For her I give a wondrous existence, a spirit of the fog appearing in human form to help the suffering, a Florence Nightingale of the street people. I try to keep her in this role as long as I can. My imagination so much more comforting than memory.
At night, I bathe in the blood of the pictures I have taken. The small closet seems too cramped to hold all of the moments of time I have captured on film; a small dingy walk in closet that smells like Pinesol and acetone. Most nights I get very little from the photos, a few cars passing, a pigeon perched, domesticated people living blandly, but some nights I think I almost capture it. Those days when she comes up the hill and I shoot the picture right at the moment when I think the fog is releasing her how I imagined. But the pictures never reveal what I hope for. Somehow, I still see the day’s destruction wearing down on her.
******
Yuri voice is gone now; I think it has left with him to fight the fire or to take pictures; I’m not sure which. There are other voices that sometimes filter through the ringing in my ears. The surgeons and—more distant, a woman— a mother, I think, screaming that her children are on fire.
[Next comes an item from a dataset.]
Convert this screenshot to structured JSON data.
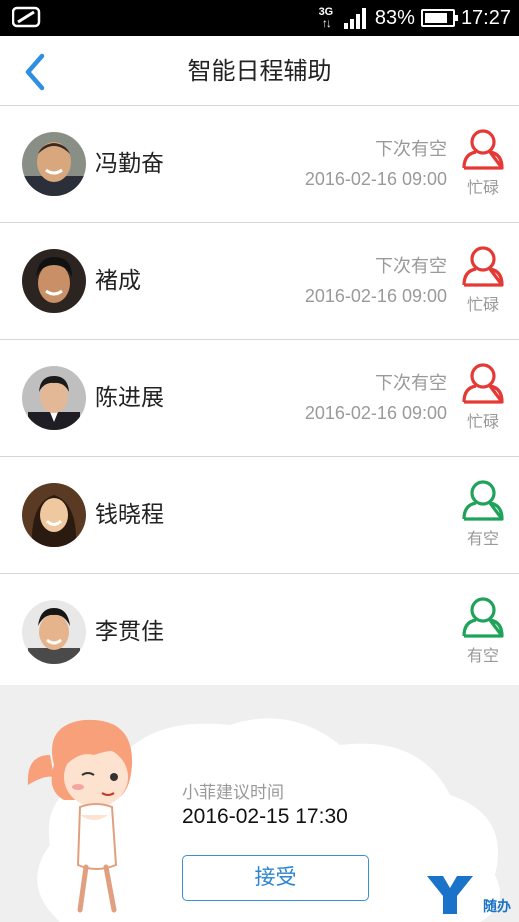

The blood has stopped spraying from the Russian’s chest. The surgeon has stopped yelling also. We sit in front of the body exhausted. The surgeon is holding the bloody jawbone of the suicide bomber. He keeps muttering in Russian, “We were ten meters away. How could this have happened?” There is a wall missing in the apartment building where the suicide bomber had been standing moments ago. Flames have overtaken the thin plaster walls and the cries of the burning people are growing stronger.
I decide to watch for Yuri. When he doesn’t return I go looking for him. I climb through the rubble. Dirt and soot fight with snowflakes in the air. My lungs inflate and deflate like flowers blooming during a false spring. I follow the screams of a woman, thinking maybe he headed that direction to help.
I reach the backside of the apartment complex and see Yuri aiming his camera towards the eighth floor. I’m shocked to see that he is photographing a woman and her children preparing to jump from the eighth floor to escape the flames. He turns towards me and points in their direction, as if I should be taking pictures too. I turn and walk away. Away from Yuri and away from Chechnya, sick to death by what I have seen. Then, the wall buckles under the stress from the heat generated by the fire and Yuri is gone, crushed flatter than the film in his camera. The next day I’m gone, also. I leave Chechnya and all the other war zones behind.
*****
When she turns away from the gift shop and continues up the street her tattered clothes and shopping cart break down the illusion. The sunlight does not reach into her shadows. Suffering is stagnant upon her face, the flat resignation of her place in this city lost in the back alleys between the reeking garbage and fermenting winos huddled around their bottles of cheap alcohol. I watch her until she reaches the intersection and turns right towards the poorer districts of the city.